Consider adding some real-world evaluations to this process. An individual can be brought in and assessed. Based on the makeup of your security controls across incident prevention, detection and response how well will they perform when under an attack on game day?

Take a SOC analyst for example. Sit that analyst down in a SOC with supervised access to your security solutions. Then leverage your tools to launch attacks across your network and endpoint security controls. This will generate attack activity that the SOC analyst should be able to work with. See how they're able to work with your SIEM and log management solutions as well as understand your endpoint, IPS and firewall alerts and logs.
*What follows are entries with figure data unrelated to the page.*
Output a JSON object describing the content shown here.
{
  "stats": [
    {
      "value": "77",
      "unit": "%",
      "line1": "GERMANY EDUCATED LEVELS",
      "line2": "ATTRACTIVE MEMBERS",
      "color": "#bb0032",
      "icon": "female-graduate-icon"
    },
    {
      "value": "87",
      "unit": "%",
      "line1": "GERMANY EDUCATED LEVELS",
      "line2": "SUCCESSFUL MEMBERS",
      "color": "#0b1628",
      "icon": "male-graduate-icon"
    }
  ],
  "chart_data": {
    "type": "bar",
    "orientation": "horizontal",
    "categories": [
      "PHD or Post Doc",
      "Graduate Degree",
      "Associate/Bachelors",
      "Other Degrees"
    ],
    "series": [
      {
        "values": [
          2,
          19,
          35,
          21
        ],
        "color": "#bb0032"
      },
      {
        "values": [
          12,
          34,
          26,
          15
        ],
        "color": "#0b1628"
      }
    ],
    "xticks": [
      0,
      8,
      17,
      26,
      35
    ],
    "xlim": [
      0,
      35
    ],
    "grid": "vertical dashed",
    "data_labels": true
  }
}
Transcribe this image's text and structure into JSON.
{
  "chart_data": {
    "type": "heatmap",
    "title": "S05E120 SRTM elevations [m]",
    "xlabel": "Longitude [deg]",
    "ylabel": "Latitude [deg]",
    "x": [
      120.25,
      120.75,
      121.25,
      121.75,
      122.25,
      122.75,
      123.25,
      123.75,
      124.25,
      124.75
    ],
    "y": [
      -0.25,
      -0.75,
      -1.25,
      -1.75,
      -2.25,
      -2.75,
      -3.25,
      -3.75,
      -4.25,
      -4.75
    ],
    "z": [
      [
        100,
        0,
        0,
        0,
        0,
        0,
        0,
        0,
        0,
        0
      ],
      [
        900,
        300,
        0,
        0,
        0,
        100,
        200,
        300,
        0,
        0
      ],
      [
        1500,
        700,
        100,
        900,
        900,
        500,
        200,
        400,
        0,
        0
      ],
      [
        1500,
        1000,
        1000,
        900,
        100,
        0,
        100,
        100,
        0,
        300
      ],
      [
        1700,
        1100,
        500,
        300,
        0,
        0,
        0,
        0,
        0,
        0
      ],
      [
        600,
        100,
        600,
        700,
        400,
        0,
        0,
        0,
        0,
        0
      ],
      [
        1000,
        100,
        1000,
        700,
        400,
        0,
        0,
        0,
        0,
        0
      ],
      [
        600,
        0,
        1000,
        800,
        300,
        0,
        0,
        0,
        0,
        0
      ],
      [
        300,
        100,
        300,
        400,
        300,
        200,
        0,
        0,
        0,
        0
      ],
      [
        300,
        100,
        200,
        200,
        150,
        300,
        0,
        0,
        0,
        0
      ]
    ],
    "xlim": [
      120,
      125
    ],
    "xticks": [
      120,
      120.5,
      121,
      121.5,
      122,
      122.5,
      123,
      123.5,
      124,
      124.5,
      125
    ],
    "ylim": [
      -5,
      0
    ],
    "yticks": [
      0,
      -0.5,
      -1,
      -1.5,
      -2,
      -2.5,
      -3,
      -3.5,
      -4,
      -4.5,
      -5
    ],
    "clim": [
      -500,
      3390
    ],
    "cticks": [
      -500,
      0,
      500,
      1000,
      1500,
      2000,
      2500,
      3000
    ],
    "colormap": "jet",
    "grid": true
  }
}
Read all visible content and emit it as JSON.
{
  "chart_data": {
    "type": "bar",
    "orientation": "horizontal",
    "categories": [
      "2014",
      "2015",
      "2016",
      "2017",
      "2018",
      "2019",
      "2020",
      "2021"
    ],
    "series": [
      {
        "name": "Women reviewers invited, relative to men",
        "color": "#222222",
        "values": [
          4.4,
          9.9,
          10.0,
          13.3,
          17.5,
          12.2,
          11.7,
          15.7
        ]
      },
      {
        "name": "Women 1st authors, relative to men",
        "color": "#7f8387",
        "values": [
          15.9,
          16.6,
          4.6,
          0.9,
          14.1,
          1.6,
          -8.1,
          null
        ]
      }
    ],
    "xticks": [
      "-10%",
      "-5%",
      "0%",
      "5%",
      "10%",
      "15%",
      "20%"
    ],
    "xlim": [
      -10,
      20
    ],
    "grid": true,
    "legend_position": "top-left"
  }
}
Watch as they search for additional details and see what responses they suggest. Now they won't know your systems like you do and they won't know your processes, but this will give you a much better view into their ability to:

• Work with your SIEM or log manager
• Generate value from your logs, alerts and other messages from your security controls
• Glean additional information by researching the attacks using your tools
• Derive conclusions about what to do next predicated on your defensive stack

More simply put - beyond certifications and work history, can this person be a superstar in your organization with all its awesomeness and warts combined.

Practicing: The same evaluations that are applied to a new hire should be applied on an ongoing basis to existing employees. Keeping with the example of SOC analysts, periodic attacks can be run on the network so analysts can practice. This helps to:

• More efficiently and effectively mitigate attacks
• Reduce incident response times
• Measure team and individual effectiveness over time
• Highlight areas where additional training might be necessary
• Make a case for hiring additional employees
• Streamline processes
• Improve incident prevention configurations
• Tune SIEM and log management rules
• Calibrate integrations with case management and alerting mechanisms
• Define gaps in the security posture where additional controls are needed
• Illustrate security team effectiveness and readiness to executive management
• Demonstrate the value of security investments and or make a case for additional investments

If football players just talked about football while sitting around a table or practiced against fake, cardboard cutouts of the opposition, they wouldn't win. Your security analysts need real practice too. That practice needs to be on your real, production network leveraging your real security controls, processes and people against real attacks.

For your practice to be effective, real attacks must be used in a safe, ongoing basis so that your controls operate just as they will when the "bad guys" come. This approach will help you make better hires, improve existing hires, increase the value of your security controls and processes and allow for a measurable mechanism to further illustrate the value, needs of your security team. As Bear Bryant of the University of Alabama said, "It's not the will to win, but the will to prepare to win that makes the difference."